It seems that people are still confusing terms "async compute", "async shaders" and "compute queue". Marketing and press doesn't seem to understand the terms properly and spread the confusion
Hardware:
AMD: Each compute unit (CUs) on GCN can run multiple shaders concurrently. Each CU can run both compute (CS) and graphics (PS/VS/GS/HS/DS) tasks concurrently. The 64 KB LDS (local data store) inside a CU is dynamically split between currently running shaders. Graphics shaders also use it for intermediate storage. AMD calls this feature "Async shaders".
Intel / Nvidia: These GPUs do not support running graphics + compute concurrently on a single compute unit. One possible reason is the LDS / cache configuration (GPU on chip memory is configured differently when running graphics - CUDA even allows direct control for it). There most likely are other reasons as well. According to Intel documentation it seems that they are running the whole GPU either in compute mode or graphics mode. Nvidia is not as clear about this. Maxwell likely can run compute and graphics simultaneously, but not both in the same "shader multiprocessor" (SM).
Async compute = running shaders in the
compute queue. Compute queue is like another "CPU thread". It doesn't have any ties to the main queue. You can use fences to synchronize between queues, but this is a very heavy operation and likely causes stalls. You don't want to do more than a few fences (preferably one) per frame. Just like "CPU threads", compute queue doesn't guarantee any concurrent execution. Driver can time slice queues (just like OS does for CPU threads when you have more threads than the CPU core count). This can still be beneficial if you have big stalls (GPU waiting for CPU for instance). AMDs hardware works a bit like hyperthreading. It can feed multiple queues concurrently to all the compute units. If a compute units has stalls (even small stalls can be exploited), the CU will immediately switches to another shader (also graphics<->compute). This results in higher GPU utilization.

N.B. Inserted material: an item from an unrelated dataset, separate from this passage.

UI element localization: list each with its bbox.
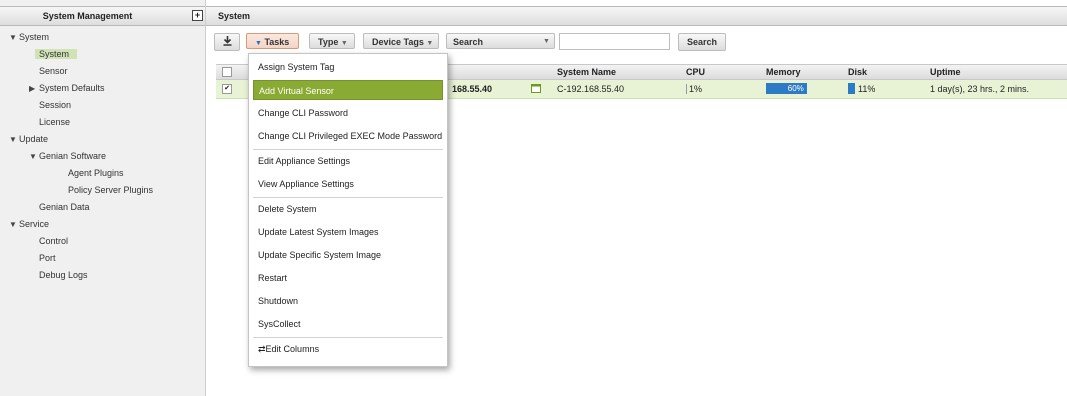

You don't need to use the compute queue in order to execute multiple shaders concurrently. DirectX 12 and Vulkan are by default running all commands concurrently, even from a single queue (at the level of concurrency supported by the hardware). The developer needs to manually insert barriers in the queue to represent synchronization points for each resource (to prevent read<->write hazards). All modern GPUs are able to execute multiple shaders concurrently. However on Intel and Nvidia, the GPU is running either graphics or compute at a time (but can run multiple compute shaders or multiple graphics shaders concurrently). So in order to maximize the performance, you'd want submit large batches of either graphics or compute to the queue at once (not alternating between both rapidly). You get a GPU stall ("wait until idle") on each graphics<->compute switch (unless you are AMD of course).